Hoy, solemnidad del Bautismo del Señor, termina el ciclo de las fiestas de Navidad. Dice el Evangelio que Juan se había presentado en el desierto y «predicaba un bautismo de conversión para el perdón de los pecados» (Mc 1,4). La gente iba a escucharlo, confesaban sus pecados y se hacían bautizar por él en el río Jordán. Y entre aquellas gentes se presentó también Jesús para ser bautizado.
En las fiestas de Navidad hemos visto como Jesús se manifestaba a los pastores y a los magos que, llegando desde Oriente, lo adoraron y le ofrecieron sus dones.

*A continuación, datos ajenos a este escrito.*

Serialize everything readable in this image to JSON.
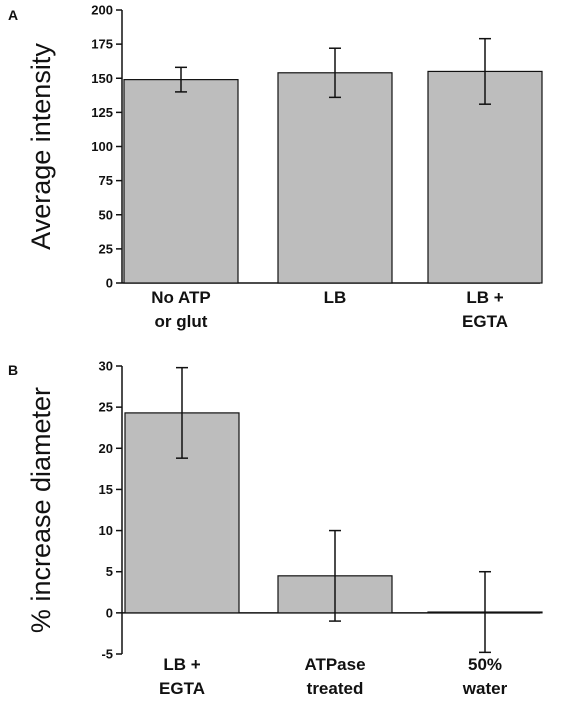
{
  "chart_data": [
    {
      "panel_label": "A",
      "type": "bar",
      "categories": [
        [
          "No ATP",
          "or glut"
        ],
        [
          "LB"
        ],
        [
          "LB +",
          "EGTA"
        ]
      ],
      "values": [
        149,
        154,
        155
      ],
      "errors": [
        9,
        18,
        24
      ],
      "ylabel": "Average intensity",
      "xlabel": "",
      "title": "",
      "ylim": [
        0,
        200
      ],
      "yticks": [
        0,
        25,
        50,
        75,
        100,
        125,
        150,
        175,
        200
      ],
      "bar_color": "#bdbdbd",
      "grid": false
    },
    {
      "panel_label": "B",
      "type": "bar",
      "categories": [
        [
          "LB +",
          "EGTA"
        ],
        [
          "ATPase",
          "treated"
        ],
        [
          "50%",
          "water"
        ]
      ],
      "values": [
        24.3,
        4.5,
        0.1
      ],
      "errors": [
        5.5,
        5.5,
        4.9
      ],
      "ylabel": "% increase diameter",
      "xlabel": "",
      "title": "",
      "ylim": [
        -5,
        30
      ],
      "yticks": [
        -5,
        0,
        5,
        10,
        15,
        20,
        25,
        30
      ],
      "bar_color": "#bdbdbd",
      "grid": false
    }
  ]
}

De hecho, la venida de Jesús al mundo es para manifestar el amor de Dios que nos salva.
Y allí, en el Jordán, se produjo una nueva manifestación de la divinidad de Jesús: el cielo se abrió y el Espíritu Santo, en forma de paloma descendía hacia Él y se oyó la voz del Padre: «Tú eres mi Hijo amado, en ti me complazco» (Mc 1,11). Es el Padre del cielo en este caso y el Espíritu Santo quienes lo manifiestan. Es Dios mismo que nos revela quién es Jesús, su Hijo amado.
Pero no era una revelación sólo para Juan y los judíos. Era también para nosotros. El mismo Jesús, el Hijo amado del Padre, manifestado a los judíos en el Jordán, se manifiesta continuamente a nosotros cada día. En la Iglesia, en la oración, en los hermanos, en el Bautismo que hemos recibido y que nos ha hecho hijos del mismo Padre.
Preguntémonos, pues: —¿Reconozco su presencia, su amor en mi vida? —¿Vivo una verdadera relación de amor filial con Dios? Dice el Papa Francisco: «Lo que Dios quiere del hombre es una relación "papá-hijo", acariciarlo, y le dice: 'Yo estoy contigo'».
También a nosotros el Padre del cielo, en medio de nuestras luchas y dificultades, nos dice: «Tú eres mi Hijo amado, en ti me complazco».